Une soixantaine de sujets - non-cavaliers, débutants, avancés et champions internationaux - subissent des tests d'imagerie par résonnance magnétique (IRM) fonctionnelle. On leur montre des vidéos d'équitation, de vélo et d'aquarium. On compare les réactions. «Chez les cavaliers d'expérience, beaucoup plus que chez les autres, les zones motrices, sensitives et les zones liées à l'intelligence au sens large sont particulièrement activées pendant les scènes d'équitation», note M. Hermoye.

Des chercheurs anglais et espagnols sont arrivés à un constat similaire. À l'aide de l'IRM fonctionnelle, ils ont observé l'activité du cerveau chez des danseurs de ballet et de capoeira. Leurs résultats ont été publiés dans Cerebral Cortex en 2005. Durant la présentation vidéo de mouvements liés à leur type de danse et qu'ils avaient déjà pratiqués, le cerveau montrait une activation supérieure dans les zones liées à la planification et l'organisation du mouvement, l'attention et la perception de l'espace ainsi que l'analyse des stimuli visuels en mouvement.

Plus une personne effectue une tâche spécialisée, plus le cerveau s'adapte. Ça se traduit même par un changement morphologique. «On sait aujourd'hui qu'il existe une plasticité corticale. Ce qui est utilisé beaucoup va prendre plus de place. Des études l'ont démontré», indique Luc Proteau, professeur au département de kinésiologie de l'Université de Montréal. Il est spécialiste en apprentissage et contrôle du mouvement humain.

Chez les joueurs de violon, la zone du cerveau consacrée au mouvement des doigts grossit à mesure qu'ils se perfectionnent. «On a observé la même chose chez les personnes qui ont appris à lire le braille», souligne Luc Proteau. Chez les chauffeurs de taxi, qui doivent connaître des centaines de noms de rue et leur emplacement, c'est plutôt l'hippocampe, centre de la mémoire, qui prend de l'expansion.
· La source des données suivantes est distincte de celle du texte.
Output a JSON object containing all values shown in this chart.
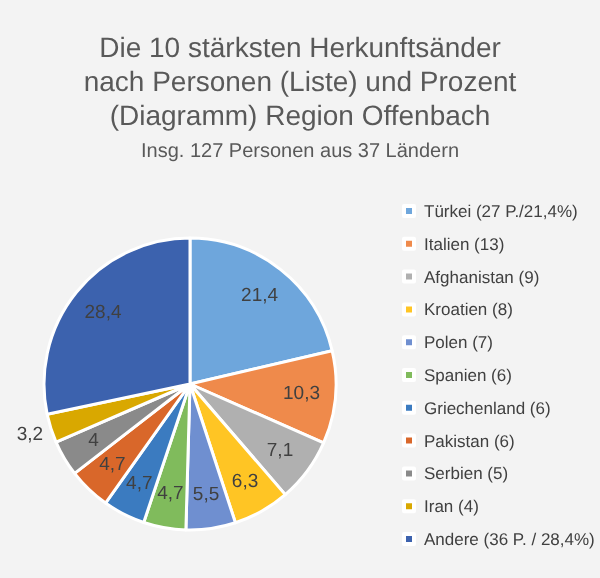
{
  "chart_data": {
    "type": "pie",
    "title": "Die 10 stärksten Herkunftsänder\nnach Personen (Liste) und Prozent\n(Diagramm) Region Offenbach",
    "subtitle": "Insg. 127 Personen aus 37 Ländern",
    "categories": [
      "Türkei (27 P./21,4%)",
      "Italien (13)",
      "Afghanistan (9)",
      "Kroatien (8)",
      "Polen (7)",
      "Spanien (6)",
      "Griechenland (6)",
      "Pakistan (6)",
      "Serbien (5)",
      "Iran (4)",
      "Andere (36 P. / 28,4%)"
    ],
    "values": [
      21.4,
      10.3,
      7.1,
      6.3,
      5.5,
      4.7,
      4.7,
      4.7,
      4,
      3.2,
      28.4
    ],
    "value_labels": [
      "21,4",
      "10,3",
      "7,1",
      "6,3",
      "5,5",
      "4,7",
      "4,7",
      "4,7",
      "4",
      "3,2",
      "28,4"
    ],
    "colors": [
      "#6ea6dc",
      "#ef8a4b",
      "#b0b0b0",
      "#ffc524",
      "#6f8fd0",
      "#80bb5c",
      "#3b7bc0",
      "#d9672a",
      "#8a8a8a",
      "#d9a800",
      "#3c62ae"
    ],
    "legend": "right"
  }
}
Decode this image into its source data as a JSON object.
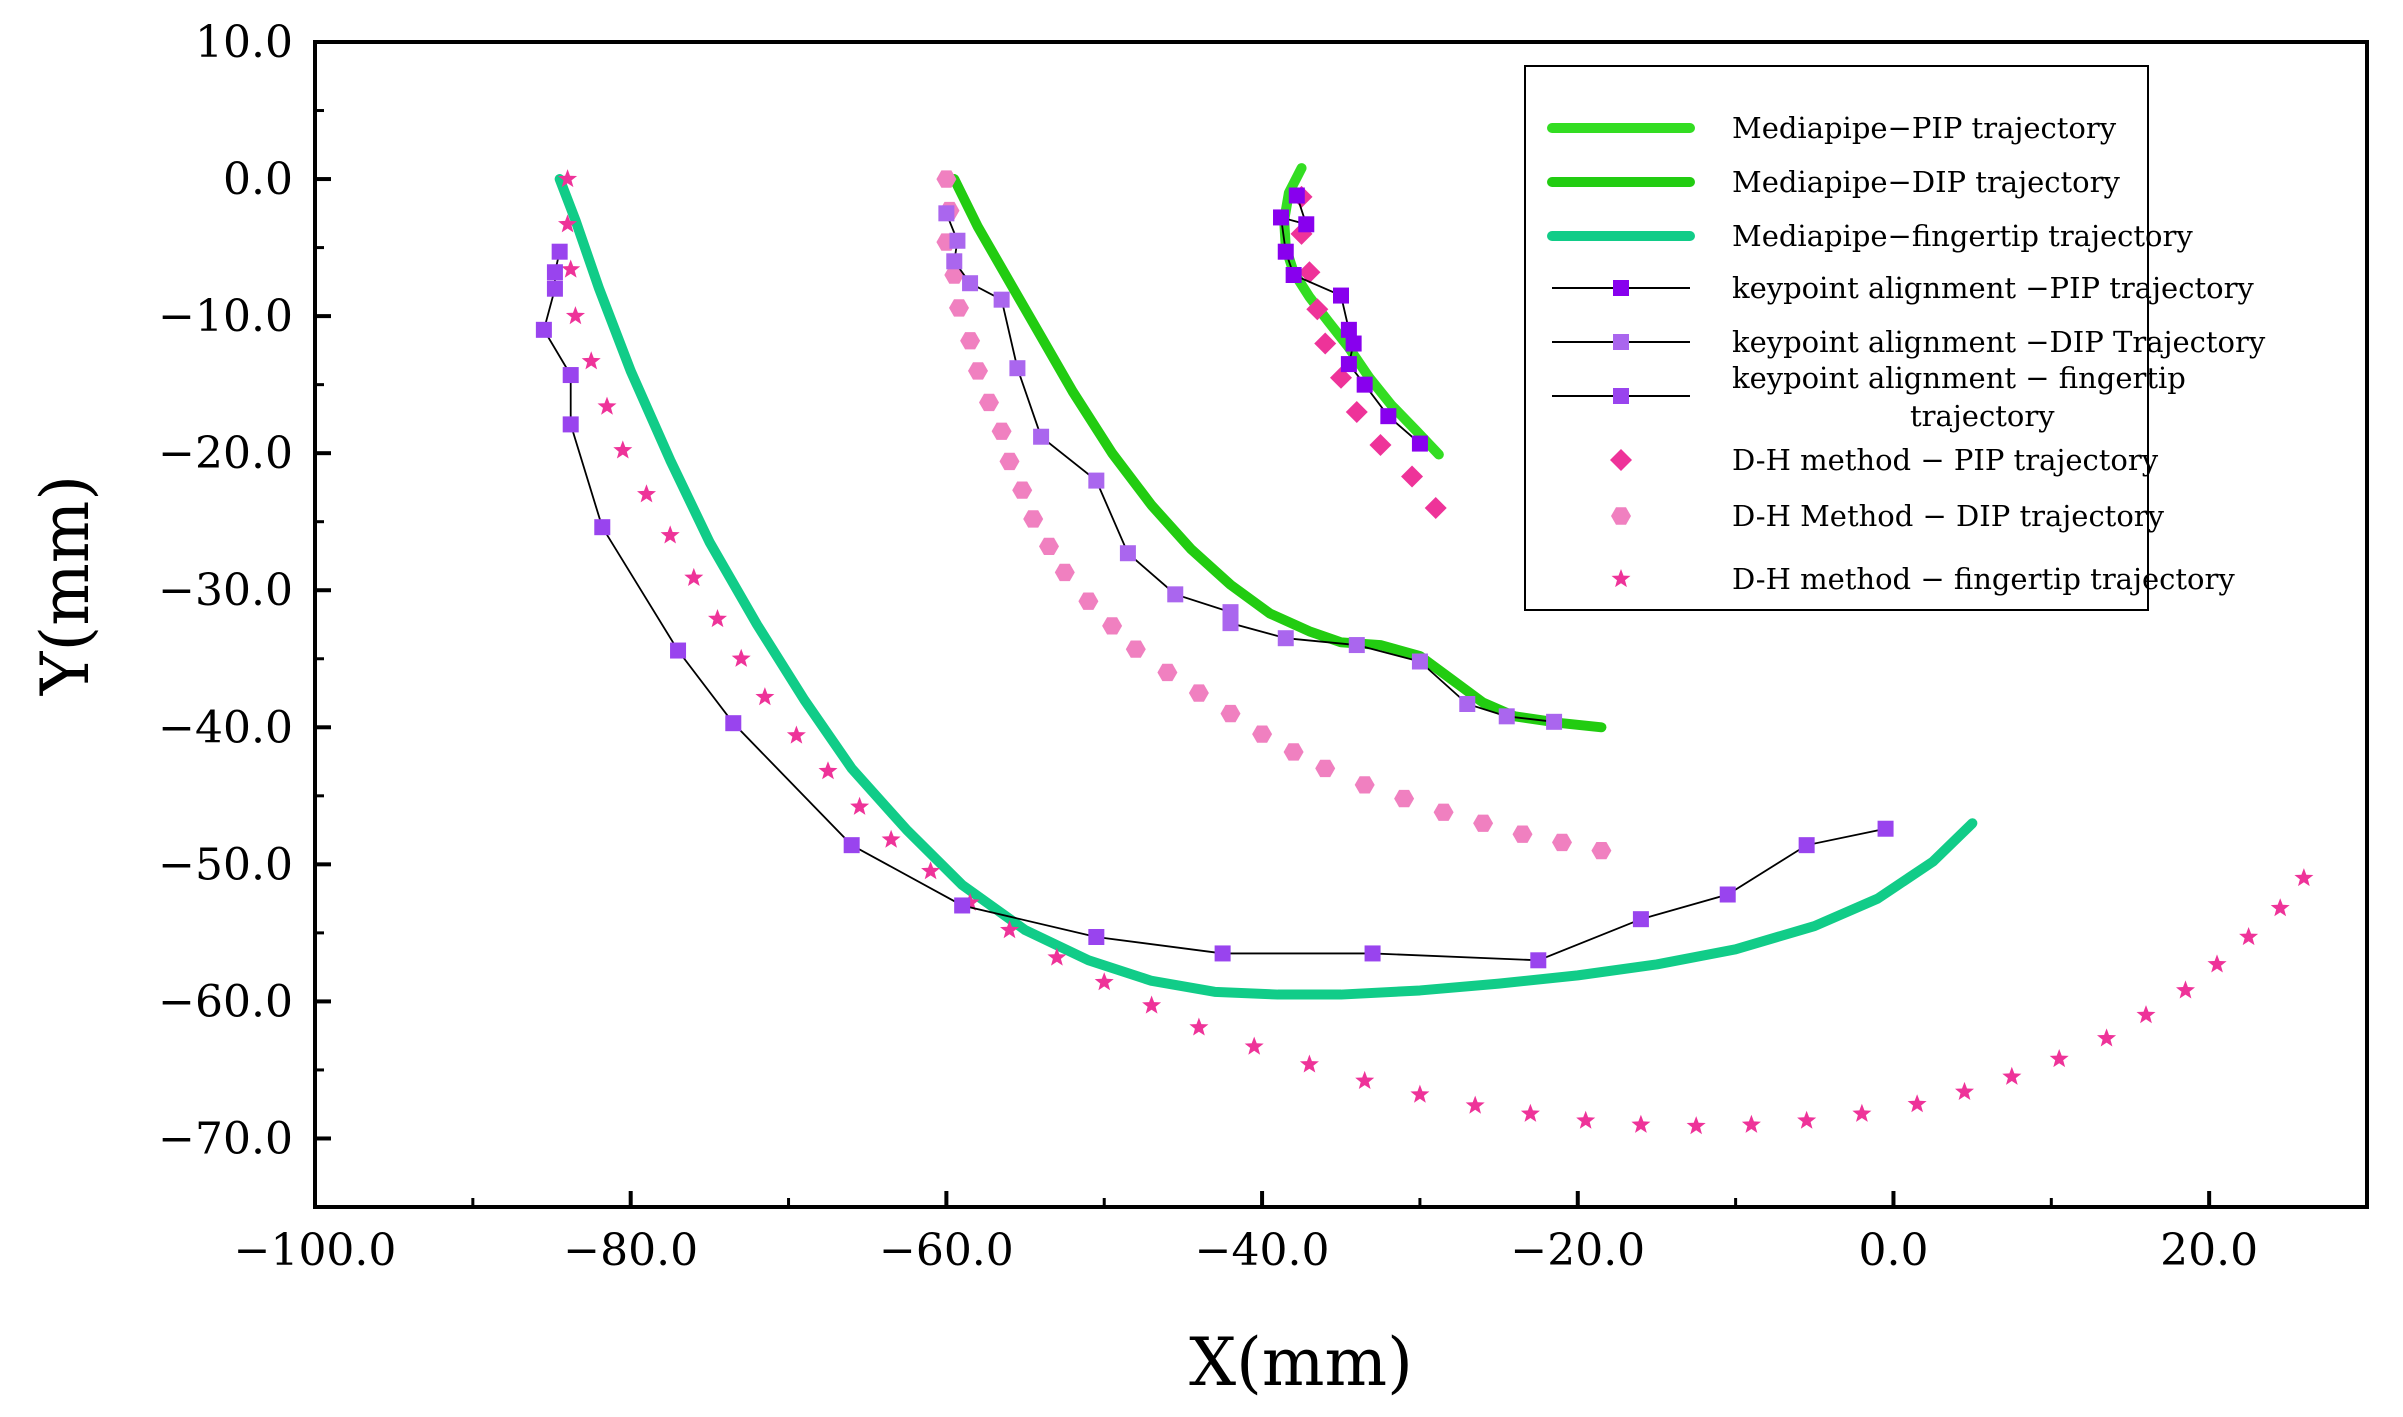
{
  "chart_data": {
    "type": "scatter",
    "title": "",
    "xlabel": "X(mm)",
    "ylabel": "Y(mm)",
    "xlim": [
      -100,
      30
    ],
    "ylim": [
      -75,
      10
    ],
    "grid": false,
    "legend_position": "top-right",
    "x_ticks": [
      {
        "value": -100,
        "label": "-100.0"
      },
      {
        "value": -80,
        "label": "-80.0"
      },
      {
        "value": -60,
        "label": "-60.0"
      },
      {
        "value": -40,
        "label": "-40.0"
      },
      {
        "value": -20,
        "label": "-20.0"
      },
      {
        "value": 0,
        "label": "0.0"
      },
      {
        "value": 20,
        "label": "20.0"
      }
    ],
    "y_ticks": [
      {
        "value": 10,
        "label": "10.0"
      },
      {
        "value": 0,
        "label": "0.0"
      },
      {
        "value": -10,
        "label": "-10.0"
      },
      {
        "value": -20,
        "label": "-20.0"
      },
      {
        "value": -30,
        "label": "-30.0"
      },
      {
        "value": -40,
        "label": "-40.0"
      },
      {
        "value": -50,
        "label": "-50.0"
      },
      {
        "value": -60,
        "label": "-60.0"
      },
      {
        "value": -70,
        "label": "-70.0"
      }
    ],
    "series": [
      {
        "name": "Mediapipe−PIP trajectory",
        "legend_lines": [
          "Mediapipe−PIP trajectory"
        ],
        "style": "line",
        "color": "#33dd22",
        "points": [
          [
            -37.5,
            0.8
          ],
          [
            -38.3,
            -1.0
          ],
          [
            -38.6,
            -3.0
          ],
          [
            -38.5,
            -5.0
          ],
          [
            -38.0,
            -6.8
          ],
          [
            -37.0,
            -8.6
          ],
          [
            -35.8,
            -10.4
          ],
          [
            -34.5,
            -12.3
          ],
          [
            -33.2,
            -14.5
          ],
          [
            -31.8,
            -16.5
          ],
          [
            -30.2,
            -18.4
          ],
          [
            -28.8,
            -20.1
          ]
        ]
      },
      {
        "name": "Mediapipe−DIP trajectory",
        "legend_lines": [
          "Mediapipe−DIP trajectory"
        ],
        "style": "line",
        "color": "#22cc11",
        "points": [
          [
            -59.5,
            0
          ],
          [
            -58.0,
            -3.5
          ],
          [
            -56.0,
            -7.5
          ],
          [
            -54.0,
            -11.5
          ],
          [
            -52.0,
            -15.5
          ],
          [
            -49.5,
            -20.0
          ],
          [
            -47.0,
            -23.8
          ],
          [
            -44.5,
            -27.0
          ],
          [
            -42.0,
            -29.6
          ],
          [
            -39.5,
            -31.7
          ],
          [
            -37.0,
            -33.0
          ],
          [
            -35.0,
            -33.8
          ],
          [
            -32.5,
            -34.0
          ],
          [
            -30.0,
            -34.8
          ],
          [
            -28.0,
            -36.5
          ],
          [
            -26.0,
            -38.2
          ],
          [
            -24.0,
            -39.2
          ],
          [
            -21.0,
            -39.7
          ],
          [
            -18.5,
            -40.0
          ]
        ]
      },
      {
        "name": "Mediapipe−fingertip trajectory",
        "legend_lines": [
          "Mediapipe−fingertip trajectory"
        ],
        "style": "line",
        "color": "#11cc88",
        "points": [
          [
            -84.5,
            0
          ],
          [
            -83.5,
            -3
          ],
          [
            -82.0,
            -8
          ],
          [
            -80.0,
            -14
          ],
          [
            -77.5,
            -20.5
          ],
          [
            -75.0,
            -26.5
          ],
          [
            -72.0,
            -32.5
          ],
          [
            -69.0,
            -38.0
          ],
          [
            -66.0,
            -43.0
          ],
          [
            -62.5,
            -47.5
          ],
          [
            -59.0,
            -51.5
          ],
          [
            -55.0,
            -54.8
          ],
          [
            -51.0,
            -57.0
          ],
          [
            -47.0,
            -58.5
          ],
          [
            -43.0,
            -59.3
          ],
          [
            -39.0,
            -59.5
          ],
          [
            -35.0,
            -59.5
          ],
          [
            -30.0,
            -59.2
          ],
          [
            -25.0,
            -58.7
          ],
          [
            -20.0,
            -58.1
          ],
          [
            -15.0,
            -57.3
          ],
          [
            -10.0,
            -56.2
          ],
          [
            -5.0,
            -54.5
          ],
          [
            -1.0,
            -52.5
          ],
          [
            2.5,
            -49.8
          ],
          [
            5.0,
            -47.0
          ]
        ]
      },
      {
        "name": "keypoint alignment −PIP trajectory",
        "legend_lines": [
          "keypoint alignment −PIP trajectory"
        ],
        "style": "line-marker",
        "marker": "square",
        "color": "#8800ee",
        "points": [
          [
            -37.8,
            -1.2
          ],
          [
            -37.2,
            -3.3
          ],
          [
            -38.8,
            -2.8
          ],
          [
            -38.5,
            -5.3
          ],
          [
            -38.0,
            -7.0
          ],
          [
            -35.0,
            -8.5
          ],
          [
            -34.5,
            -11.0
          ],
          [
            -34.2,
            -12.0
          ],
          [
            -34.5,
            -13.5
          ],
          [
            -33.5,
            -15.0
          ],
          [
            -32.0,
            -17.3
          ],
          [
            -30.0,
            -19.3
          ]
        ]
      },
      {
        "name": "keypoint alignment −DIP Trajectory",
        "legend_lines": [
          "keypoint alignment −DIP Trajectory"
        ],
        "style": "line-marker",
        "marker": "square",
        "color": "#aa66ee",
        "points": [
          [
            -60.0,
            -2.5
          ],
          [
            -59.3,
            -4.5
          ],
          [
            -59.5,
            -6.0
          ],
          [
            -58.5,
            -7.6
          ],
          [
            -56.5,
            -8.8
          ],
          [
            -55.5,
            -13.8
          ],
          [
            -54.0,
            -18.8
          ],
          [
            -50.5,
            -22.0
          ],
          [
            -48.5,
            -27.3
          ],
          [
            -45.5,
            -30.3
          ],
          [
            -42.0,
            -31.6
          ],
          [
            -42.0,
            -32.4
          ],
          [
            -38.5,
            -33.5
          ],
          [
            -34.0,
            -34.0
          ],
          [
            -30.0,
            -35.2
          ],
          [
            -27.0,
            -38.3
          ],
          [
            -24.5,
            -39.2
          ],
          [
            -21.5,
            -39.6
          ]
        ]
      },
      {
        "name": "keypoint alignment − fingertip trajectory",
        "legend_lines": [
          "keypoint alignment − fingertip",
          "trajectory"
        ],
        "style": "line-marker",
        "marker": "square",
        "color": "#9944ee",
        "points": [
          [
            -84.5,
            -5.3
          ],
          [
            -84.8,
            -6.8
          ],
          [
            -84.8,
            -8.0
          ],
          [
            -85.5,
            -11.0
          ],
          [
            -83.8,
            -14.3
          ],
          [
            -83.8,
            -17.9
          ],
          [
            -81.8,
            -25.4
          ],
          [
            -77.0,
            -34.4
          ],
          [
            -73.5,
            -39.7
          ],
          [
            -66.0,
            -48.6
          ],
          [
            -59.0,
            -53.0
          ],
          [
            -50.5,
            -55.3
          ],
          [
            -42.5,
            -56.5
          ],
          [
            -33.0,
            -56.5
          ],
          [
            -22.5,
            -57.0
          ],
          [
            -16.0,
            -54.0
          ],
          [
            -10.5,
            -52.2
          ],
          [
            -5.5,
            -48.6
          ],
          [
            -0.5,
            -47.4
          ]
        ]
      },
      {
        "name": "D-H method − PIP trajectory",
        "legend_lines": [
          "D-H method − PIP trajectory"
        ],
        "style": "marker",
        "marker": "diamond",
        "color": "#ee3399",
        "points": [
          [
            -37.5,
            -1.3
          ],
          [
            -37.5,
            -4.0
          ],
          [
            -37.0,
            -6.8
          ],
          [
            -36.5,
            -9.5
          ],
          [
            -36.0,
            -12.0
          ],
          [
            -35.0,
            -14.5
          ],
          [
            -34.0,
            -17.0
          ],
          [
            -32.5,
            -19.4
          ],
          [
            -30.5,
            -21.7
          ],
          [
            -29.0,
            -24.0
          ]
        ]
      },
      {
        "name": "D-H Method − DIP trajectory",
        "legend_lines": [
          "D-H Method − DIP trajectory"
        ],
        "style": "marker",
        "marker": "hexagon",
        "color": "#f080c0",
        "points": [
          [
            -60.0,
            0
          ],
          [
            -59.8,
            -2.3
          ],
          [
            -60.0,
            -4.6
          ],
          [
            -59.5,
            -7.0
          ],
          [
            -59.2,
            -9.4
          ],
          [
            -58.5,
            -11.8
          ],
          [
            -58.0,
            -14.0
          ],
          [
            -57.3,
            -16.3
          ],
          [
            -56.5,
            -18.4
          ],
          [
            -56.0,
            -20.6
          ],
          [
            -55.2,
            -22.7
          ],
          [
            -54.5,
            -24.8
          ],
          [
            -53.5,
            -26.8
          ],
          [
            -52.5,
            -28.7
          ],
          [
            -51.0,
            -30.8
          ],
          [
            -49.5,
            -32.6
          ],
          [
            -48.0,
            -34.3
          ],
          [
            -46.0,
            -36.0
          ],
          [
            -44.0,
            -37.5
          ],
          [
            -42.0,
            -39.0
          ],
          [
            -40.0,
            -40.5
          ],
          [
            -38.0,
            -41.8
          ],
          [
            -36.0,
            -43.0
          ],
          [
            -33.5,
            -44.2
          ],
          [
            -31.0,
            -45.2
          ],
          [
            -28.5,
            -46.2
          ],
          [
            -26.0,
            -47.0
          ],
          [
            -23.5,
            -47.8
          ],
          [
            -21.0,
            -48.4
          ],
          [
            -18.5,
            -49.0
          ]
        ]
      },
      {
        "name": "D-H method − fingertip trajectory",
        "legend_lines": [
          "D-H method − fingertip trajectory"
        ],
        "style": "marker",
        "marker": "star",
        "color": "#ee3399",
        "points": [
          [
            -84.0,
            0
          ],
          [
            -84.0,
            -3.3
          ],
          [
            -83.8,
            -6.6
          ],
          [
            -83.5,
            -10.0
          ],
          [
            -82.5,
            -13.3
          ],
          [
            -81.5,
            -16.6
          ],
          [
            -80.5,
            -19.8
          ],
          [
            -79.0,
            -23.0
          ],
          [
            -77.5,
            -26.0
          ],
          [
            -76.0,
            -29.1
          ],
          [
            -74.5,
            -32.1
          ],
          [
            -73.0,
            -35.0
          ],
          [
            -71.5,
            -37.8
          ],
          [
            -69.5,
            -40.6
          ],
          [
            -67.5,
            -43.2
          ],
          [
            -65.5,
            -45.8
          ],
          [
            -63.5,
            -48.2
          ],
          [
            -61.0,
            -50.5
          ],
          [
            -58.5,
            -52.8
          ],
          [
            -56.0,
            -54.8
          ],
          [
            -53.0,
            -56.8
          ],
          [
            -50.0,
            -58.6
          ],
          [
            -47.0,
            -60.3
          ],
          [
            -44.0,
            -61.9
          ],
          [
            -40.5,
            -63.3
          ],
          [
            -37.0,
            -64.6
          ],
          [
            -33.5,
            -65.8
          ],
          [
            -30.0,
            -66.8
          ],
          [
            -26.5,
            -67.6
          ],
          [
            -23.0,
            -68.2
          ],
          [
            -19.5,
            -68.7
          ],
          [
            -16.0,
            -69.0
          ],
          [
            -12.5,
            -69.1
          ],
          [
            -9.0,
            -69.0
          ],
          [
            -5.5,
            -68.7
          ],
          [
            -2.0,
            -68.2
          ],
          [
            1.5,
            -67.5
          ],
          [
            4.5,
            -66.6
          ],
          [
            7.5,
            -65.5
          ],
          [
            10.5,
            -64.2
          ],
          [
            13.5,
            -62.7
          ],
          [
            16.0,
            -61.0
          ],
          [
            18.5,
            -59.2
          ],
          [
            20.5,
            -57.3
          ],
          [
            22.5,
            -55.3
          ],
          [
            24.5,
            -53.2
          ],
          [
            26.0,
            -51.0
          ]
        ]
      }
    ]
  }
}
«On suppose que c'est la même chose pour le sportif, mentionne Laurent Hermoye. La morphologie du cerveau de l'athlète est sûrement différente de celle d'une personne sédentaire.» Logique. Un olympien peut facilement avoir 10 000 heures d'entraînement entre les deux oreilles!

Si le cerveau de l'athlète est particulier, ce n'est pas une question de génétique ou de prédisposition, mais d'expérience, croit Luc Proteau. «Avec le physique de l'emploi et un entraînement intense et supervisé, n'importe qui peut arriver à des performances impressionnantes. Ça vient avec la pratique», avance Luc Proteau. La bosse des sports? Peu probable, selon lui.

Comme si c'était vrai

Pour affûter ses réflexes, l'athlète s'entraîne et... visualise. L'imagerie mentale, ou visualisation, fait désormais partie intégrante de la préparation sportive. «En 1998, pratiquement tous les membres de l'équipe olympique canadienne disaient utiliser au moins une fois par jour des procédures de répétition mentale par imagerie. Chacune de ces séances durait en moyenne 12 minutes», écrit le neurobiologiste et vulgarisateur scientifique Bruno Dubuc sur le site web Le cerveau à tous les niveaux (lecerveau.mcgill.ca).

«La visualisation du mouvement, en plus d'améliorer l'efficacité de celui-ci et de permettre au corps de récupérer, affecterait aussi positivement des facteurs psychologiques comme la confiance, la concentration et la motivation», indique M. Dubuc.

Les skieurs alpins ont l'habitude de visualiser la piste avant chaque course. «Si on calculait les chronos du parcours réel et du parcours virtuel, on arriverait sensiblement au même résultat tellement la démarche peut être précise», indique Marylène Ouellette, physiothérapeute de l'équipe canadienne de ski alpin.

La visualisation est particulièrement efficace lorsque l'athlète imagine un mouvement qu'il vient juste d'exécuter. Les zones du cerveau activées sont les mêmes, ou presque, que lors de la pratique réelle du sport.

«On cherche toutes sortes d'explications au succès, mais au bout du compte, c'est le travail acharné en gymnase qui paie», insiste Luc Proteau. Mais lors d'une blessure? À la réadaptation s'ajoute l'entretien des neurones. Après une fracture à la jambe, l'ancienne championne de pentathlon, la Française Caroline Delemer, a pu s'entraîner «mentalement» en observant des compétitions... devant le téléviseur!